You're going to find that many of your DNA matches have posted a small, sparse family tree. (That's better than the matches with no tree.) Use their tree as a guideline only. Do the research yourself and try to prove what you see in their family tree.

This particular DNA match caught my attention recently. She was borrowing names and documents from my family tree and a distant relative's tree. I wanted to figure out who she is. Her tree on Ancestry.com seems to be facts she knows personally:
  • her parents' names and birth dates
  • her grandparents names and birth dates
  • as many siblings as she knows for her parents and grandparents
Her family names tell me we're related through my paternal grandfather's hometown. Ancestry says she's about a 3rd or 4th cousin to my father and a 4th to 6th cousin to me.

Believe Nothing Without Proof

I wrote down her parents', grandparents', and great grandparents' names. Only a few had birth years included.
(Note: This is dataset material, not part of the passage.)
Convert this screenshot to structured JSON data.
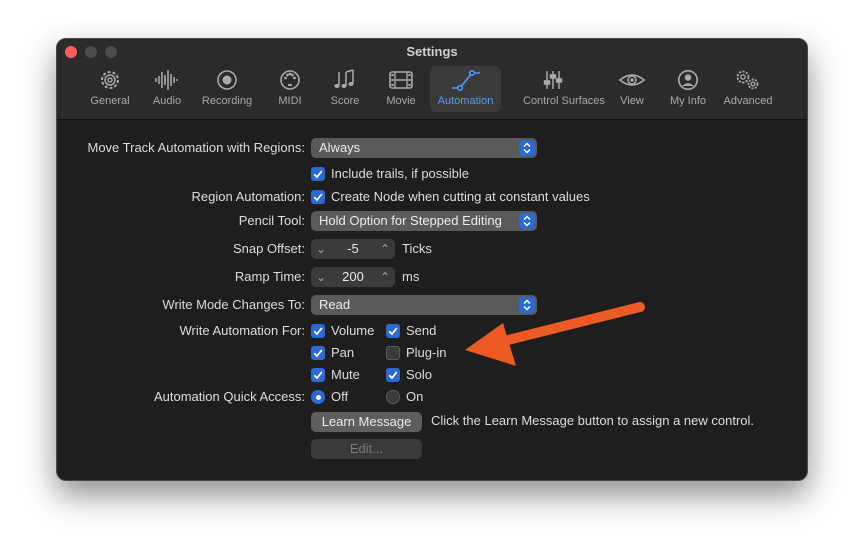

Then I opened my collection of vital records from my grandpa's hometown. Her parents were born too recently for my document collection, so I searched for their parents.

Bit by bit I added verified names and dates to my tree. I attached birth and marriage records as evidence. No one had a direct connection to me yet. But something had to be there.

When I found the 1866 birth record of my DNA match's mother's father's mother, a funny thing happened. The parents happened to be a couple I'd added to my family tree the day before!

Coincidentally, Libera and Giovanni are the parents of my DNA match's great grandmother. Now my DNA match was firmly rooted in my family tree. But it's one of those wacky "1st cousin 2x removed of wife of uncle of husband of 1st great aunt of" me relationships.

I thought we were related through the marriage of my great aunt and uncle. That's why I examined Donato's direct ancestors and found he was his wife's 5th cousin.

If that DNA match is distant, you're gonna need a bigger tree.
If that DNA match is distant, you're gonna need a bigger tree.

Always Look for More

Oh, these small Italian hill towns. They're infuriating and amazing at the same time. Everyone is related in some way. Donato, who married my great aunt, is related to me in his own right.

Family Tree Maker's relationship tool says Giovannangela, my grandfather's sister, is all these things to her husband Donato:
  • wife
  • 1st cousin of his brother-in-law, Pietro Iamarino
  • sister-in-law of his 1st cousin 1x removed, Donato Paolucci
  • 5th cousin
Actually, Family Tree Maker isn't displaying the 5th cousin relationship. It's as if it's throwing up its hands and saying "whatever".

Now that I've figured out how to follow the blood relationship, I can revisit more DNA mysteries. But be warned! It's easy to get lost. You may find you can't wrap your head around it. It helps to take notes along the way.

Can you find your DNA match's connection by climbing their family tree?